A business checking account is a demand deposit account held in the business's legal name (or DBA). It is a prerequisite for virtually all business financing — lenders review 3-6 months of business bank statements to underwrite cash flow, deposit consistency, and average daily balance.

A business checking account separates business cash flow from personal finances — which is legally protective (critical for LLC and corporation liability shields) and operationally required for business lending. Lenders do not underwrite personal checking accounts for business financing; the business bank statements are the primary cash-flow evidence. Key differences from personal checking: (1) Transaction limits — some banks charge per-transaction fees above monthly thresholds (e.g., 200 free transactions, $0.50 each above). (2) Title — must be in the legal business name or registered DBA, matching the EIN. (3) Monthly service fees — typically higher than personal checking, often $15-$25/month, waivable by maintaining minimum balances. (4) Business features — payroll integration, multiple signers, positive pay (fraud protection), corporate debit cards with employee spending controls. For lending underwriting, lenders analyze business checking statements for: average daily balance (ADR), total monthly deposits, deposit consistency, number of NSFs/returned items (a risk flag), and negative day count (days with sub-zero balance). The Federal Deposit Insurance Corporation (FDIC) insures business checking accounts up to $250,000 per depositor per institution. See https://www.fdic.gov/resources/deposit-insurance/. Many lenders require the business checking account to be at least 3 months old before approving financing, and some require the loan disbursement to be deposited into the existing business checking account for monitoring.

Examples

Frequently asked questions

Do I need a business checking account to get a business loan?

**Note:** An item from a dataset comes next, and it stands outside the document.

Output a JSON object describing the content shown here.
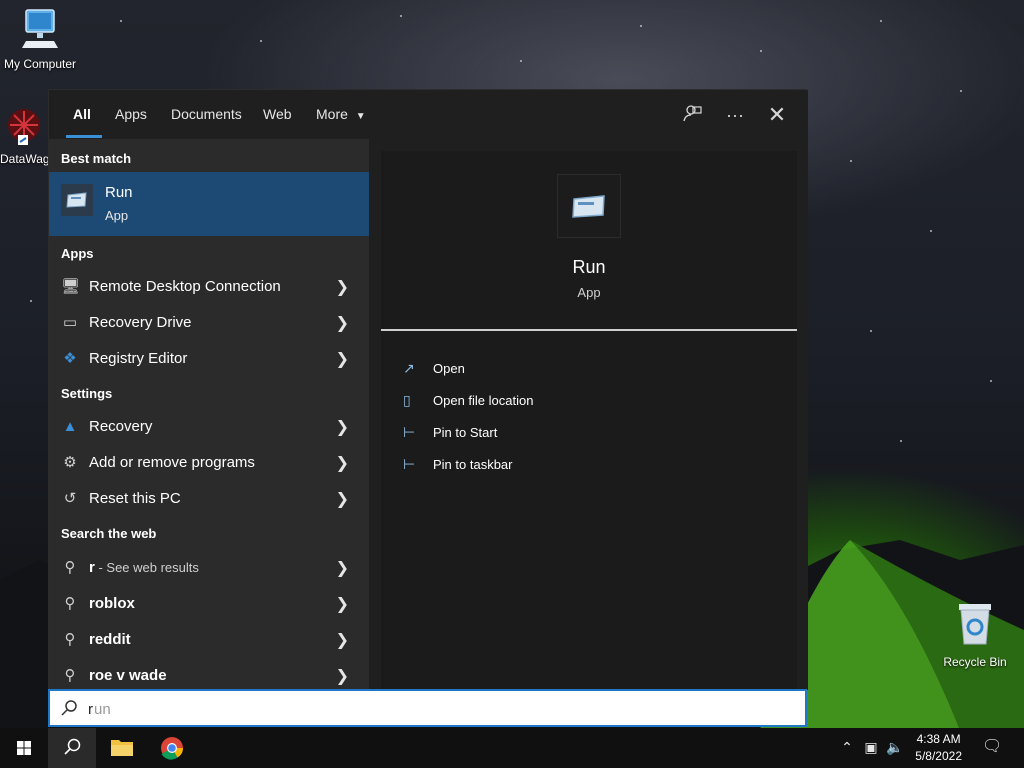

Yes, for virtually all business financing products. Lenders underwrite from business bank statements — they verify revenue, deposit patterns, and cash-flow consistency. Personal bank statements do not substitute. Even MCA funders and alternative lenders require 3-6 months of business checking statements as the primary underwriting document.

Does it matter which bank I use for my business checking account?

Mostly no — lenders accept statements from any FDIC-insured bank or NCUA-insured credit union. What matters is the statement data (deposits, balance, NSFs), not the institution. Some SBA lenders prefer their own deposit customers when considering loans, but this is a preference, not a requirement.

How many business checking accounts can my business have?

No limit, but keeping primary operating funds in one account produces cleaner bank statement underwriting. Multiple accounts sometimes complicate cash-flow analysis — lenders want to see all accounts if you have multiple. Some businesses use a second account for tax reserves or payroll with ACH automation, which is sensible as long as statements are available for each.